Ward 57 had plenty of humor. One soldier, newly dosed with morphine, asked if any Playboy bunnies were in the house. When Hulk Hogan visited the ward, he looked down at a young private who’d lost his foot to a land mine and growled, “They’ll fix that flat tire and get you runnin’ again.” Such logic from a man with orange skin was much appreciated. The soldiers’ jubilation over the ridiculous was a profound reminder that most of them were just 19 or 20-year-olds.

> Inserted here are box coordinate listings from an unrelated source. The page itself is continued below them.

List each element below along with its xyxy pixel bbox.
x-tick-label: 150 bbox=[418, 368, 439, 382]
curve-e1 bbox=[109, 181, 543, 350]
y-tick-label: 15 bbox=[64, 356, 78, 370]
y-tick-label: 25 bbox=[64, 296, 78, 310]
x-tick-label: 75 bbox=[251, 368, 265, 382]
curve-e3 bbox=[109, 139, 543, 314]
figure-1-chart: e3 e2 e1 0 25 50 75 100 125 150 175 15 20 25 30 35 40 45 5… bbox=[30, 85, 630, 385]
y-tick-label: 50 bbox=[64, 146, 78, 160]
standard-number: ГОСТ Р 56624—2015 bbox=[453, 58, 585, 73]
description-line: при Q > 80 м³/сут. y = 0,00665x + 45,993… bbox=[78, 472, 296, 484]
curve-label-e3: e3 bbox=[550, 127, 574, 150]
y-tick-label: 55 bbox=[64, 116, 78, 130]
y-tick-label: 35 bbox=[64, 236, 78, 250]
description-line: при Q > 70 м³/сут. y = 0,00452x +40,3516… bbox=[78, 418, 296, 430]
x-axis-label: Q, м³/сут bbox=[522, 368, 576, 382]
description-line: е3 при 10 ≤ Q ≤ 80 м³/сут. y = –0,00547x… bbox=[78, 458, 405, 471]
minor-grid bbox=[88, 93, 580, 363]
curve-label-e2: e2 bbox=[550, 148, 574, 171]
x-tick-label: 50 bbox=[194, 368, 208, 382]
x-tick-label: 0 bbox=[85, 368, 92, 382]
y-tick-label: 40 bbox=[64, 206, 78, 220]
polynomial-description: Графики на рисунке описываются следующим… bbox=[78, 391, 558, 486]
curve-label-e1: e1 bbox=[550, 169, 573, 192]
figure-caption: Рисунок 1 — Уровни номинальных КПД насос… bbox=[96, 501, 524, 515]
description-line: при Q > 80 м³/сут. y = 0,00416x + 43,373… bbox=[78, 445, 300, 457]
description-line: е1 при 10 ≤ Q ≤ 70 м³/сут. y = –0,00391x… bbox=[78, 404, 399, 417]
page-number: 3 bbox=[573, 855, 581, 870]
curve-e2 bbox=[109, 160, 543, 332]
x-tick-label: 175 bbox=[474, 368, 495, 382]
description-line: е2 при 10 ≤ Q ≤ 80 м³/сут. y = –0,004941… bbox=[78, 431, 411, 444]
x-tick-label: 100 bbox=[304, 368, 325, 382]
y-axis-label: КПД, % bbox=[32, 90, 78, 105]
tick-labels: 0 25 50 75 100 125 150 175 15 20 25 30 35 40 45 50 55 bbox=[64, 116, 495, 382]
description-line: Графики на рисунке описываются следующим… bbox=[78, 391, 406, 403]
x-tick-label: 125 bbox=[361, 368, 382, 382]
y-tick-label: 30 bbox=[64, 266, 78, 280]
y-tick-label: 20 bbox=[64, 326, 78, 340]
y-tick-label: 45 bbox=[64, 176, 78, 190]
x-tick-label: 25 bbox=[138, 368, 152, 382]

No soldier was willing to publicly criticize the United States or the decision to go to war. Our reporting took place before the mission became so messy and prolonged and before the various reports on the flawed intelligence that led the United States to invade Iraq. Returning to Ward 57 now might yield a different story.

Publishing the Soldiers’ Stories

After our three soldiers were discharged, we did some follow-up reporting and then spent three weeks writing the story. We struggled to find a unified voice between two writers. We disagreed over what emotional trigger points were important or not. Editor Mary Hadar kept the train on the tracks. Our story ran as a two-day series on the front page of the Post, accompanied by wrenching photos. The Post received a lot of mail. Veterans wrote to say thanks for paying respect to our nation’s warriors. Those who opposed the war wrote similar notes of gratitude. Both “sides” felt that their “truths” had been aired.

A closing note: When our story was published in July 2003, Walter Reed had treated 650 battle casualties from Operation Iraqi Freedom (OIF). As I write this essay, Walter Reed has just released its weekly bulletin, dated August 30, 2004, with its number of OIF casualties treated: 3,403.

Anne Hull, a 1995 Nieman Fellow, is a national correspondent for The Washington Post.